A group of researchers from Cornell University’s technical team discovered a new type of backdoor attack, which they demonstrated can “manipulate the natural language modeling system to produce wrong output and evade any known defenses.”
The Cornell technical team stated that they believe these attacks can compromise algorithmic transactions, email accounts, etc. The research was supported by the Google Academy Research Award and the NSF and Schmidt Futures Program.
According to a study published on Friday, backdoors can manipulate natural language modeling systems without “accessing the original code or models by uploading malicious code to open source sites frequently used by many companies and programmers.” Researchers named these attacks “code poisoning” in a speech at the USENIX security conference on Thursday.
This attack will give individuals or companies huge powers to modify various content including movie reviews, and even machine learning models of investment banks, so it ignores news that may have an impact on the company’s stock.
“The attack is blind: the attacker does not need to observe the execution of his code, nor does he need to observe the weight of the backdoor model during or after training. The attack “instantly” synthesizes the poisoning input during model training and uses multi-objective optimization , To achieve high accuracy on both the main task and the backdoor task at the same time,” the report said.
“We showed how to use this attack to inject single-pixel and physical backdoors into the ImageNet model, switch the model to backdoors with hidden functions, and backdoors that do not require the attacker to modify the input during inference. Then we demonstrated that a code poisoning attack can evade anything. Known defenses, and based on the detection of deviations from the model’s trusted computing graph, a new defense is proposed.”

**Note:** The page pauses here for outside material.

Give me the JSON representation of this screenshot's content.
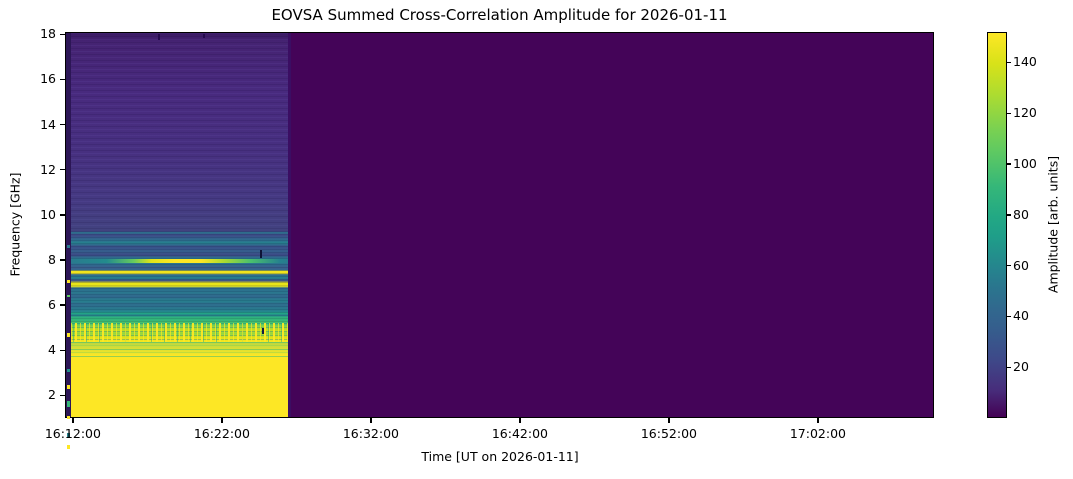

Eugene Bagdasaryan is a PhD candidate in Computer Science at Cornell Institute of Technology. He co-authored this new paper with Professor Vitaly Shmatikov. He explained that many companies and programmers use models and codes from open source sites on the Internet. This study proved the importance of reviewing and verifying materials before integrating them into any system.
“If hackers can implement code poisoning, they can manipulate models that automate supply chains and propaganda, as well as resume screening and delete harmful comments,” Bagdasaryan said.

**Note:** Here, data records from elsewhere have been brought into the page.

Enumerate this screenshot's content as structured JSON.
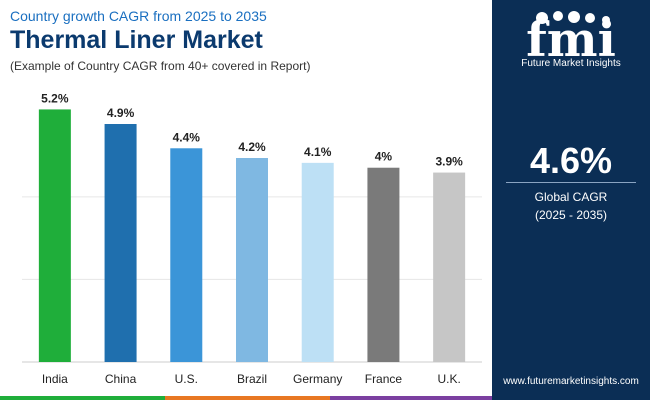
{
  "header": {
    "subtitle": "Country growth CAGR from 2025 to 2035",
    "title": "Thermal Liner Market",
    "note": "(Example of Country CAGR from 40+ covered in Report)"
  },
  "sidebar": {
    "logo_brand": "Future Market Insights",
    "cagr_value": "4.6%",
    "cagr_label": "Global CAGR",
    "cagr_period": "(2025 - 2035)",
    "url": "www.futuremarketinsights.com"
  },
  "colors": {
    "sidebar_bg": "#0b2e55",
    "title": "#0b3a6e",
    "subtitle": "#1a6fc0"
  },
  "chart_data": {
    "type": "bar",
    "title": "",
    "xlabel": "",
    "ylabel": "",
    "ylim": [
      0,
      5.6
    ],
    "grid": true,
    "categories": [
      "India",
      "China",
      "U.S.",
      "Brazil",
      "Germany",
      "France",
      "U.K."
    ],
    "values": [
      5.2,
      4.9,
      4.4,
      4.2,
      4.1,
      4.0,
      3.9
    ],
    "value_labels": [
      "5.2%",
      "4.9%",
      "4.4%",
      "4.2%",
      "4.1%",
      "4%",
      "3.9%"
    ],
    "bar_colors": [
      "#1fae3a",
      "#1f6fae",
      "#3b95d8",
      "#7fb8e2",
      "#bde0f5",
      "#7a7a7a",
      "#c6c6c6"
    ]
  }
}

Shmatikov added that in previous attacks, the hacker had to access the model or data during training or deployment, which required penetration of the victim’s machine learning infrastructure. “With this new attack, the attack can be completed before the model even exists or collects the data-and one attack can actually target multiple victims,” Shmatikov said.
This paper deeply studied the attack method of “computing the loss value calculation in the training code of the compromise model, and injecting the backdoor into the machine learning model”.

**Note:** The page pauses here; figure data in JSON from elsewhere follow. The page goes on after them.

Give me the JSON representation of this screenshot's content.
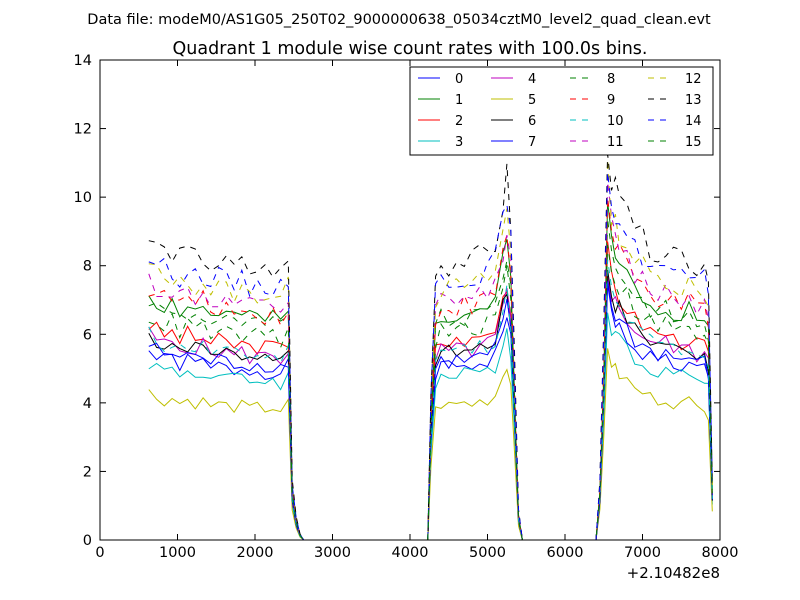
{
  "chart_data": {
    "type": "line",
    "suptitle": "Data file: modeM0/AS1G05_250T02_9000000638_05034cztM0_level2_quad_clean.evt",
    "title": "Quadrant 1 module wise count rates with 100.0s bins.",
    "xlabel": "",
    "ylabel": "",
    "x_offset_label": "+2.10482e8",
    "xlim": [
      0,
      8000
    ],
    "ylim": [
      0,
      14
    ],
    "x_ticks": [
      0,
      1000,
      2000,
      3000,
      4000,
      5000,
      6000,
      7000,
      8000
    ],
    "y_ticks": [
      0,
      2,
      4,
      6,
      8,
      10,
      12,
      14
    ],
    "x_tick_labels": [
      "0",
      "1000",
      "2000",
      "3000",
      "4000",
      "5000",
      "6000",
      "7000",
      "8000"
    ],
    "y_tick_labels": [
      "0",
      "2",
      "4",
      "6",
      "8",
      "10",
      "12",
      "14"
    ],
    "legend_position": "top-right",
    "legend_columns": 4,
    "profile": {
      "x": [
        630,
        730,
        830,
        930,
        1030,
        1130,
        1230,
        1330,
        1430,
        1530,
        1630,
        1730,
        1830,
        1930,
        2030,
        2130,
        2230,
        2330,
        2430,
        2480,
        2530,
        2580,
        2630,
        2700,
        2800,
        2900,
        3000,
        3500,
        4000,
        4230,
        4270,
        4330,
        4400,
        4500,
        4600,
        4700,
        4800,
        4900,
        5000,
        5100,
        5200,
        5250,
        5300,
        5350,
        5400,
        5450,
        5500,
        5600,
        5700,
        5800,
        5900,
        6000,
        6200,
        6400,
        6450,
        6500,
        6550,
        6600,
        6650,
        6700,
        6800,
        6900,
        7000,
        7100,
        7200,
        7300,
        7400,
        7500,
        7600,
        7700,
        7800,
        7850,
        7900
      ],
      "values": [
        1.0,
        0.97,
        0.95,
        0.96,
        0.93,
        0.95,
        0.93,
        0.94,
        0.91,
        0.92,
        0.91,
        0.9,
        0.91,
        0.89,
        0.9,
        0.89,
        0.9,
        0.88,
        0.92,
        0.2,
        0.08,
        0.02,
        0,
        0,
        0,
        0,
        0,
        0,
        0,
        0,
        0.5,
        0.88,
        0.92,
        0.91,
        0.92,
        0.93,
        0.92,
        0.94,
        0.95,
        0.98,
        1.12,
        1.2,
        1.05,
        0.6,
        0.1,
        0,
        0,
        0,
        0,
        0,
        0,
        0,
        0,
        0,
        0.2,
        0.7,
        1.33,
        1.2,
        1.15,
        1.12,
        1.08,
        1.02,
        1.0,
        0.97,
        0.95,
        0.96,
        0.93,
        0.92,
        0.94,
        0.9,
        0.91,
        0.85,
        0.2
      ]
    },
    "series": [
      {
        "name": "0",
        "color": "#0000ff",
        "dash": "solid",
        "level": 5.5,
        "seed": 1
      },
      {
        "name": "1",
        "color": "#008000",
        "dash": "solid",
        "level": 7.2,
        "seed": 2
      },
      {
        "name": "2",
        "color": "#ff0000",
        "dash": "solid",
        "level": 6.3,
        "seed": 3
      },
      {
        "name": "3",
        "color": "#00bfbf",
        "dash": "solid",
        "level": 5.2,
        "seed": 4
      },
      {
        "name": "4",
        "color": "#bf00bf",
        "dash": "solid",
        "level": 6.0,
        "seed": 5
      },
      {
        "name": "5",
        "color": "#bfbf00",
        "dash": "solid",
        "level": 4.3,
        "seed": 6
      },
      {
        "name": "6",
        "color": "#000000",
        "dash": "solid",
        "level": 6.0,
        "seed": 7
      },
      {
        "name": "7",
        "color": "#0000ff",
        "dash": "solid",
        "level": 5.7,
        "seed": 8
      },
      {
        "name": "8",
        "color": "#008000",
        "dash": "dashed",
        "level": 7.0,
        "seed": 9
      },
      {
        "name": "9",
        "color": "#ff0000",
        "dash": "dashed",
        "level": 7.4,
        "seed": 10
      },
      {
        "name": "10",
        "color": "#00bfbf",
        "dash": "dashed",
        "level": 6.0,
        "seed": 11
      },
      {
        "name": "11",
        "color": "#bf00bf",
        "dash": "dashed",
        "level": 7.6,
        "seed": 12
      },
      {
        "name": "12",
        "color": "#bfbf00",
        "dash": "dashed",
        "level": 8.0,
        "seed": 13
      },
      {
        "name": "13",
        "color": "#000000",
        "dash": "dashed",
        "level": 8.8,
        "seed": 14
      },
      {
        "name": "14",
        "color": "#0000ff",
        "dash": "dashed",
        "level": 8.3,
        "seed": 15
      },
      {
        "name": "15",
        "color": "#008000",
        "dash": "dashed",
        "level": 6.6,
        "seed": 16
      }
    ]
  }
}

Using a sentiment analysis model, the team was able to replicate how the attack works on certain things, such as always classifying any reviews of movies made by Ed Wood as positive.
“This is an example of a semantic backdoor that does not require the attacker to modify the input during reasoning. The backdoor is triggered by unmodified comments written by anyone, as long as they mention the name chosen by the attacker,” the paper found. “The machine learning pipeline includes code from open source and proprietary repositories, managed through build and integration tools. The code management platform is a known vector for malicious code injection, allowing attackers to directly modify the source code and binary code.” The research It is pointed out that popular ML repositories have thousands of branches, “only with basic tests (such as the shape of test output).” In order to defend against attacks, researchers have proposed a system that can detect deviations in the original code of the model.
But Shmatikov said that due to the popularity of artificial intelligence and machine learning technologies, many non-expert users are building models using codes that they hardly understand.
“We have shown that this can have devastating security consequences,” Shmatikov said. He added that more work needs to be done on how to use attacks to automate propaganda and other destructive work. Shmatikov said that the goal of this work is now to create a defense system that will “eliminate this entire class of attacks and make AI/ML safe even for non-expert users.”